Mevsim normallerinin üzerinde kundakçılık.

2020 yılının Ekim ayında Hatay'ın önce Belen, ardından İskenderun sonra Arsuz ilçelerinde art arda orman yangınları başladı. Yangınlar rüzgarla hızla yayılıyordu, kontrol edilemiyordu.

Aynı anda onlarca farklı noktada başlayan yangınlar üzerine herkes "bu mümkün değil, kesin teröristler yaktı" akıl yürütmeleri yaparken, "Ateşin Çocukları İnisiyatifi" internette PKK'ya yakın bir sitede "kundakçıları selamlayarak" yangını üstlendi.

PKK'nın daha önceki orman yangını sicili, yangınların başladığı 8 Ekim tarihinin Öcalan'ın sonu İmralı'da biten Suriye'den çıkarılışının yıldönümüne denk düşmesiyle birleşince, başta Hatay olmak üzere yangının PKK tarafından çıkarıldığına sosyal medyada insanlar kani oldu.

Hatta artan tepkiler üzerine HDP bile kınama mesajı yayımlandı.

Aynı anda farklı yerlerde yangın çıkabilmesinin sabotaj dışında mantıklı bir açıklaması bulunamadı. Bulunamadı çünkü Türkiye'nin dünyadan kopukluğunun etkisiyle bu resimde büyük bir eksik parça vardı.

Türkiye'de yangınların başladığı Perşembe gününden itibaren Hatay'ın güneyinde İsrail, Lübnan ve Suriye'de de yüzlerce farklı noktada orman yangınları çıkmıştı.

Yani aynı günlerde Doğu Akdeniz'deki dört ülkede, aynı günlerde yüzlerce farklı noktada yangınlar çıkmıştı.

Dört ülkede de farklı gruplar kundakçılıkla suçlanmıştı. Eğer sabotajsa İsrailli sağcıların suçladığı Filistinliler, Esadçıların suçladığı Türk ajanlar ve PKK'lılar aralarında anlaşıp bu yangınları çıkarmış olması gerekirdi.

Ya da yangınların aynı anda farklı yerlerde çıkmasının daha karmaşık bilimsel bir açıklaması vardı. Tarihin kaydedilmiş en sıcak eylül ayından sonra en sıcak ekim ayı yaşanmıştı.

Meteoroloji uzmanları bütün ülkelerde yangınları aynı şekilde açıklamıştı.

Rekor seviyelerde giden sıcaklıklar, nemi düşürüp havayı kurutarak sıcaklıkları iyice artıran şiddetli rüzgarla birleşince otların kuruduğu Ekim ayında orman yangınları için şartlar Türkiye, Lübnan, Suriye ve İsrail'in birbirine yakın coğrafyalarında oluşmuştu.

Ama kimse meteorologları dinlemedi.

2021 yılının Temmuzunda yine sıcaklar zirveyi gördü ve yangınlar başladı.

Bütün bu ülkelerde mevsimsel şartlar aynıydı: Rüzgar kuzeyden fön etkisi yaparak esiyor.
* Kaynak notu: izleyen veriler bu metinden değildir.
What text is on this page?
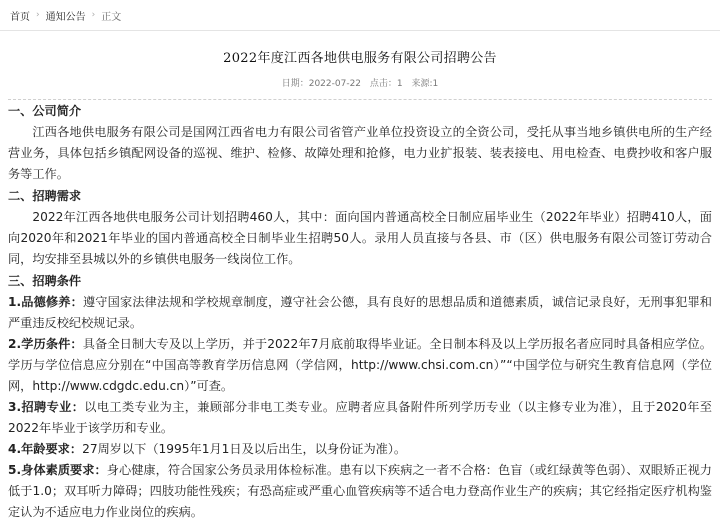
首页 › 通知公告 › 正文
2022年度江西各地供电服务有限公司招聘公告
日期：2022-07-22 点击：1 来源:1
一、公司简介
江西各地供电服务有限公司是国网江西省电力有限公司省管产业单位投资设立的全资公司，受托从事当地乡镇供电所的生产经营业务，具体包括乡镇配网设备的巡视、维护、检修、故障处理和抢修，电力业扩报装、装表接电、用电检查、电费抄收和客户服务等工作。
二、招聘需求
2022年江西各地供电服务公司计划招聘460人，其中：面向国内普通高校全日制应届毕业生（2022年毕业）招聘410人，面向2020年和2021年毕业的国内普通高校全日制毕业生招聘50人。录用人员直接与各县、市（区）供电服务有限公司签订劳动合同，均安排至县城以外的乡镇供电服务一线岗位工作。
三、招聘条件
1.品德修养：遵守国家法律法规和学校规章制度，遵守社会公德，具有良好的思想品质和道德素质，诚信记录良好，无刑事犯罪和严重违反校纪校规记录。
2.学历条件：具备全日制大专及以上学历，并于2022年7月底前取得毕业证。全日制本科及以上学历报名者应同时具备相应学位。学历与学位信息应分别在“中国高等教育学历信息网（学信网，http://www.chsi.com.cn）”“中国学位与研究生教育信息网（学位网，http://www.cdgdc.edu.cn）”可查。
3.招聘专业：以电工类专业为主，兼顾部分非电工类专业。应聘者应具备附件所列学历专业（以主修专业为准），且于2020年至2022年毕业于该学历和专业。
4.年龄要求：27周岁以下（1995年1月1日及以后出生，以身份证为准）。
5.身体素质要求：身心健康，符合国家公务员录用体检标准。患有以下疾病之一者不合格：色盲（或红绿黄等色弱）、双眼矫正视力低于1.0；双耳听力障碍；四肢功能性残疾；有恐高症或严重心血管疾病等不适合电力登高作业生产的疾病；其它经指定医疗机构鉴定认为不适应电力作业岗位的疾病。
Sıcaklıklar 40 dereceyi geçiyor, nem oranları çok düşmüş, doğadaki her şey kurumuş ve yanmaya hazır hale gelmişti.

Bitki örtüleri de benzerdi, yangınların çoğu çam ormanlarında çıkmıştı.

Aynı coğrafi koşullardaki Türkiye'de 71 ayrı noktada çıkan yangınlar çıktı.
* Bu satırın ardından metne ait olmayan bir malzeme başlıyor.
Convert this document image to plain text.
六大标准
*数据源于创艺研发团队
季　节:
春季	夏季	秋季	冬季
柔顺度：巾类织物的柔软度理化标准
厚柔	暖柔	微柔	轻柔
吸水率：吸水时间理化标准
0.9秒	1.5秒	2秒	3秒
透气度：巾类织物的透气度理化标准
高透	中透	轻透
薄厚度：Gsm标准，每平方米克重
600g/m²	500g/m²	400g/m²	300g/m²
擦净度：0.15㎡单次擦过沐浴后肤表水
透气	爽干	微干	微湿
Ama sanki ilk defa oluyormuş gibi gazeteler yangınları şu manşetlerle gördüler:

"Bu kadar tesadüf olamaz"

"Ormanları kim yakıyor"

"21 şehirde kundakçı terörü"

"Yak emri Kandil'den"

"Vatan hainleri"

"Yangınların sorumlusu İblis'in çocukları"
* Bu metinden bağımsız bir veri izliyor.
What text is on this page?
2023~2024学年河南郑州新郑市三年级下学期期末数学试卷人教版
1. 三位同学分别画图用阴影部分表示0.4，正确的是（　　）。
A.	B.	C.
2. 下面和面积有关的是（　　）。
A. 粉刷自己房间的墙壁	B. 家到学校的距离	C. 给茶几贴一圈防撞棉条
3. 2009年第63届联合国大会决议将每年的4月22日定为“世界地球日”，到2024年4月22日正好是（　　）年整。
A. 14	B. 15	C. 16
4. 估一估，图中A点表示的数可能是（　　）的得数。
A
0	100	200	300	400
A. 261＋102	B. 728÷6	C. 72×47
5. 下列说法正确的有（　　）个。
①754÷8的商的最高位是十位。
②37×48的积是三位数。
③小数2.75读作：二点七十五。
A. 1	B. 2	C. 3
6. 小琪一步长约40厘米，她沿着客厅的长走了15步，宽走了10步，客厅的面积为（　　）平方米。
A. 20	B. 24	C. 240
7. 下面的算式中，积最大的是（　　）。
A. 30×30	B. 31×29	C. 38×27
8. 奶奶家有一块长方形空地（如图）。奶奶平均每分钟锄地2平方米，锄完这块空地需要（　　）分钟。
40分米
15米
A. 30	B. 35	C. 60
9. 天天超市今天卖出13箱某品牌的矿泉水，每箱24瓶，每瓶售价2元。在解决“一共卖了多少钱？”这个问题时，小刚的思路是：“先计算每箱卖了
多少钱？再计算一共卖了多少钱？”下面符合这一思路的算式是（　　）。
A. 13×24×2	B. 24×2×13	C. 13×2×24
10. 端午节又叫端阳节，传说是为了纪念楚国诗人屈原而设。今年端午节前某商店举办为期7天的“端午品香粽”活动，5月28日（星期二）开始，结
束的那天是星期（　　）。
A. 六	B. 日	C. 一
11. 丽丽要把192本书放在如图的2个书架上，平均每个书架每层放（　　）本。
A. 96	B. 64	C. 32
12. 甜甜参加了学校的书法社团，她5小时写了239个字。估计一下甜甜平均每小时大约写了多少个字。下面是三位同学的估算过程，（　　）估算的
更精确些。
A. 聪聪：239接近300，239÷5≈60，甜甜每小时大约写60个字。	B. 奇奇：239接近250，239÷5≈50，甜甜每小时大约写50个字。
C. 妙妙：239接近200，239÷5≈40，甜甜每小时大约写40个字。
Ellerinde tek delil olarak "Yangınların Türkiye'nin 14 ayrı ilindeki 71 noktada aynı günlerde çıkmasının tesadüf olamayacağı" olanlar, aynı günlerde Lübnan'ın, Suriye'nin Yunanistan'ın hatta Sibirya'nın, Kaliforniya'nın, Avustralya'nın ormanlarının cayır cayır yandığı gerçeğini görmezden gelmeyi tercih ettiler.

Üstelik daha geçen yıl derecelerin yine rekor sıcaklıkları gösterdiği ekim ayında bunun aynısını yaşamış olmamıza rağmen.

Ve 2025

Bilecik, Muğla, Hatay ve son olarak İzmir'in farklı ilçelerinde çıkan yangınlar için "aynı anda farklı yerlerde bu kadar yangın çıkamaz, kesin sabotaj" dendi.